BOOK REVIEW: The Need by Helen Phillips
BOOK REVIEW: The Need by Helen Phillips
Penguin | Viking
July 2019
Paperback, $29.99 AUD
Reviewed by Steph O’Connell
Fiction / Thriller / Speculative
80% Rocking
Molly is exhausted, anxious, losing her grip on reality. Her husband is away and she is running between her children and her job, where things are unravelling. She’s a paleobotanist, working at a fossil quarry, and has recently unearthed artefacts that defy understanding; the coke bottle with the lettering that leans the wrong way, the Bible with a female God. Where do these things come from?
At home, as dusk falls, she gets jumpy. Are those footsteps out in the hall? What was that noise? She holds her two small children close to her, and tries to pull herself together. But her worlds of work and home are about to collide. She discovers that the stranger in her sitting room knows everything about her life and, as their identity becomes chillingly clear, this intruder makes a demand of Molly that upends everything, forcing her to reckon with her most unspeakable fears.
The Need is a gripping, unsettling and stunningly original story that probes deep truths about motherhood, and explores grief, loss and how we treat others. It’s a compulsive, reality-warping novel that makes us rethink our world, and question how far we would go to protect the ones we love.
Reading as something of a fever dream about parenthood with a backdrop of otherness, The Need is bound to terrify readers who have small children or have experience with them, while at the same time making them feel heard in a way few books ever do.
She had finally fallen back to sleep in her own bed when there was a mouth an inch from her face.
“I’m carrying a tree.”
‘What?”
“I’m carrying a tree.”
“You’re carrying a tree?”
“No!
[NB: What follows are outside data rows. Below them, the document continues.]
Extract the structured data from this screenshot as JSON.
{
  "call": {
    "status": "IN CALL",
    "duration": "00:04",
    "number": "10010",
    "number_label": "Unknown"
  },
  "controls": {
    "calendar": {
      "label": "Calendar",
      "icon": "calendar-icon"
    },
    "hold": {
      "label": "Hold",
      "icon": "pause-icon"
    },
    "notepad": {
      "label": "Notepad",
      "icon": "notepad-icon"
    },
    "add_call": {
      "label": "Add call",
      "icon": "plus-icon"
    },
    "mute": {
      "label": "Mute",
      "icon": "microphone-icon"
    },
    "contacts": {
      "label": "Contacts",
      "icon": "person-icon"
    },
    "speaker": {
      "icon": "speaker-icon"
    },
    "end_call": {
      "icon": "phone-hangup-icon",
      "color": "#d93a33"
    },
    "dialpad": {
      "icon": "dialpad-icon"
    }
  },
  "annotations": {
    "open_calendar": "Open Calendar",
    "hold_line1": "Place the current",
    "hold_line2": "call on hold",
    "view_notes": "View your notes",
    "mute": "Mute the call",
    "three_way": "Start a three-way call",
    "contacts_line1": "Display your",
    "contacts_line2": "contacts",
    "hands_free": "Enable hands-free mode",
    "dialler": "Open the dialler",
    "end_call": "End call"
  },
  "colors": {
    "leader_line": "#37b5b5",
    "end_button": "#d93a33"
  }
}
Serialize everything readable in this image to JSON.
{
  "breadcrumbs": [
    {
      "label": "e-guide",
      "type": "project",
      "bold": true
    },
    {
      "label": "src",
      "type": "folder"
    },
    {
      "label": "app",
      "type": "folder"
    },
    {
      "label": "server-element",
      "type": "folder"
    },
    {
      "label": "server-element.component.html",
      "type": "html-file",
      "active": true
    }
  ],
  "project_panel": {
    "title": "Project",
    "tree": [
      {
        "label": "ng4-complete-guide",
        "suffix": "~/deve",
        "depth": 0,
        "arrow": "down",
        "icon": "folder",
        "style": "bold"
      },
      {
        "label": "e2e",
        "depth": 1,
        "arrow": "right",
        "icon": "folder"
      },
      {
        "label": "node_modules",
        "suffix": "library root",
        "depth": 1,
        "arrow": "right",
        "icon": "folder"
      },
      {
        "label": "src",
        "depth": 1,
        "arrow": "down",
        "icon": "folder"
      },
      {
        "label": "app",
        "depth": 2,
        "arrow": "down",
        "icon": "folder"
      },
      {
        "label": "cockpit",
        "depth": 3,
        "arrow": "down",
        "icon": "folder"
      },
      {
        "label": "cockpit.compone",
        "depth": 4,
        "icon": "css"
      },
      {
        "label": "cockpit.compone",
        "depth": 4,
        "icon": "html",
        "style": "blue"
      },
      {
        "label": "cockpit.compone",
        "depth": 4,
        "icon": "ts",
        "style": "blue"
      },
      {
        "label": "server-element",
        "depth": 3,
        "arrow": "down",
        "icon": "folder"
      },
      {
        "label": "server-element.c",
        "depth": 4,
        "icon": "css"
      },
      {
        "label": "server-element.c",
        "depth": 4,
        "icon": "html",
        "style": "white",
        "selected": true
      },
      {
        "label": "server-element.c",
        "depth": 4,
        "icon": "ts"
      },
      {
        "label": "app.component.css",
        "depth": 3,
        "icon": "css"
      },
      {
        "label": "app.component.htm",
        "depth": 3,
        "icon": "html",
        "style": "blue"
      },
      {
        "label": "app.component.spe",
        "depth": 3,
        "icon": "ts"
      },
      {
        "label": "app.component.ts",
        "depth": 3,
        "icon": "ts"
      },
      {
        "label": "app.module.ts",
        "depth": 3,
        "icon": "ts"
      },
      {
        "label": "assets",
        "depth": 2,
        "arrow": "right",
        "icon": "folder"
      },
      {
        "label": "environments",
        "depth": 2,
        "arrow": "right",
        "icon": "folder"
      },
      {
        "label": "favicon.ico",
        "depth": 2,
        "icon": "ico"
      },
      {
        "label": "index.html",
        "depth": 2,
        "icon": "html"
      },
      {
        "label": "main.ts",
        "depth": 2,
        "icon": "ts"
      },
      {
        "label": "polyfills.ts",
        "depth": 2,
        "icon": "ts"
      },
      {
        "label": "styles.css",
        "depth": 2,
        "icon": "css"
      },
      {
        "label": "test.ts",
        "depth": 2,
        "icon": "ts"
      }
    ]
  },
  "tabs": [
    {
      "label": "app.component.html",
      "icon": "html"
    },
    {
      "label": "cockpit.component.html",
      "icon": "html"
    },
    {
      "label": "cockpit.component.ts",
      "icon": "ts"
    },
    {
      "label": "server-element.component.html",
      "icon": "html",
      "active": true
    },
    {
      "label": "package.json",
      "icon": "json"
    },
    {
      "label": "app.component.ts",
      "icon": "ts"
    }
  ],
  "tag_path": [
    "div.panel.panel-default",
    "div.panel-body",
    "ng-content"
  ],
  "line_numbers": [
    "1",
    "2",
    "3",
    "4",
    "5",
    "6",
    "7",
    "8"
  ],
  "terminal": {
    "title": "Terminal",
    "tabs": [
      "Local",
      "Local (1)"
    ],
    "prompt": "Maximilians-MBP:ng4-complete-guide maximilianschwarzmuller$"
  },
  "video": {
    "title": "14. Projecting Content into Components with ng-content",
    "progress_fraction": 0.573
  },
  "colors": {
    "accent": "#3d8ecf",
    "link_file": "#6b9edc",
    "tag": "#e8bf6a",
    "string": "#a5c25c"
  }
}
Not a tree, a dream!”
“You’re carrying a dream?”
“No! I-HAD-A-SCARY-DREAM.”
The events of the story are woven through with the parental realisation that the lives of these little people depend on you, and that you no longer have the freedom to let yourself fall apart because they will always be demanding more from you than you might think you have within you.
She and David had a running joke about how they both feared their kids at night the same way that, as children, they’d feared monsters under the bed. Beasts that would rise up from the side of your bed, seize you with sharp nails and demand things of you.
This is a difficult book to talk about without giving spoilers, but suffice it to say that, while her husband is out of town and Molly is juggling her work and her kids, the intensity of the chaos of every day life with two young children builds towards a breaking point. There have been some weird items unearthed at the archaeological dig site where she works, and she’s been hearing strange sounds.
The Need is an exploration of character and the lengths to which a mother might go for the sake of her kids, and how she finds the strength to go on when the world stops making quite so much sense.
“You come with me right this second,” Molly scream-whispered.
“But there’s a deer in our coffee table,” Viv said.
And there was.
The lid of the coffee table had been thrown back on its hinges. A deer head floated above it.
Bizarre, beautiful, and ultimately very real despite the speculative elements, this book will find the paranoid parts of your mind and take them for a ride.